In other words, deliberately means not too fast, and not too much. The point here isn’t speed and quantity. There’s a place for those, and plenty of others are offering them — and doing it better, and more usefully, than I could ever hope to do. I’ll post here two or three times a week — sometimes less, very rarely more. And you can expect a mix of shorter and longer posts (they won’t all be as long as my first three; but some, every once in a while, may even be longer).

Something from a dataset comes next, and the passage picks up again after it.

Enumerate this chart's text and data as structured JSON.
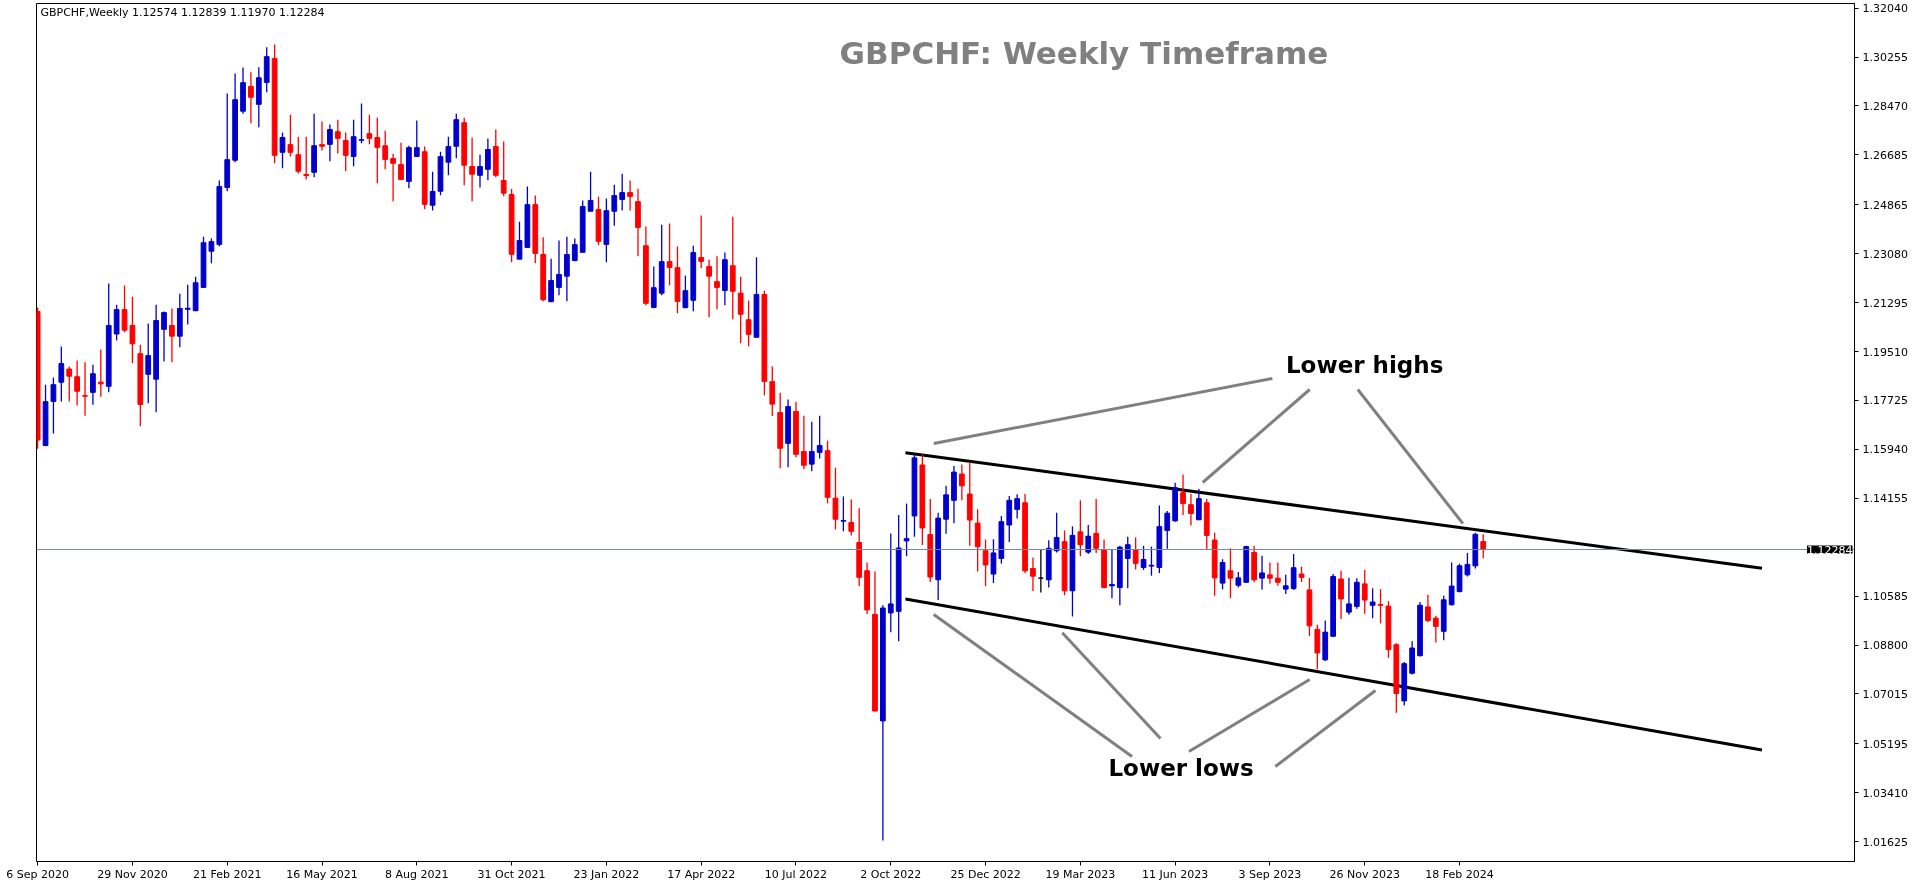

What sort of posts? I want to offer original material as much as I can, not just links and quotes, or coverage of the coverage. And I want to bring other voices into this space. Thoreau Farm, and ThoreauFarm.org, are meant to be places of ideas and conversation. So I’ll be featuring more interviews and exchanges with writers and thinkers I find interesting, important, or provocative — and, hopefully, offering guest posts every once in a while. Over the next few weeks, I’ll be posting conversations with Bill McKibben on localism, climate politics, and civil disobedience; David Roberts of Grist on the media; Paul Kingsnorth on the Dark Mountain Project and his recent, much talked-about essay in Orion magazine; and Mark Hertsgaard on the challenges of climate adaptation. That should get us rolling.

Closer to home, I plan to write a series of posts on Thoreau Farm itself, the surrounding landscape (natural and otherwise), and especially our neighbors at Gaining Ground, the community food project that shares this patch of earth in Concord.  Localism — local food, local energy, and all sorts of efforts to build community resilience — will be a recurring theme (and there’s plenty of it to write about in this neck of the woods). From time to time, I’ll write about my own experience with Transition Wayland, the nascent initiative we’ve got going in the town where I live, and the challenges (and rewards) of local, grassroots organizing — and how it all connects to the big picture.

Occasionally, I’ll write longer, essay-like posts responding to books or articles or other media, and yes, I may even do the dreaded quick-hit posts on what I’m reading at the moment. But for the most part, if you want to see what I’m reading and thinking about day to day, follow my Twitter feed. (And even there, I’m highly selective in what I tweet.) And, of course, I’ll blog about our Thoreau Farm forums, both before and after. Keep your eyes out for an update on our next one.

Back in 1995, in my first published essay (!), I took issue with Sven Birkerts (who I’ve since worked with many times) and his book The Gutenberg Elegies, and the big question of what the Web and our digital media might mean for our reading and writing lives. (More recently, I weighed in on Nicholas Carr’s The Shallows for The Boston Globe, and decided that Birkerts was largely right!). And I spent the first decade of my journalism career working in the trenches of the “digital revolution,” at TheAtlantic.com and PBS Frontline.org. I suppose that if there’s one thing we’ve learned since those days, it’s that ever-increasing speed and quantity — the acceleration and proliferation of media forms — far more than merely the transition from print to screen, has been the real revolution. I won’t pretend that I’m not a contributor to that process, or that we can ever turn back the clock. But maybe, by blogging (and yes, tweeting) deliberately, we can use the technology to subvert its own tendencies. Or our own tendencies, as the case may be.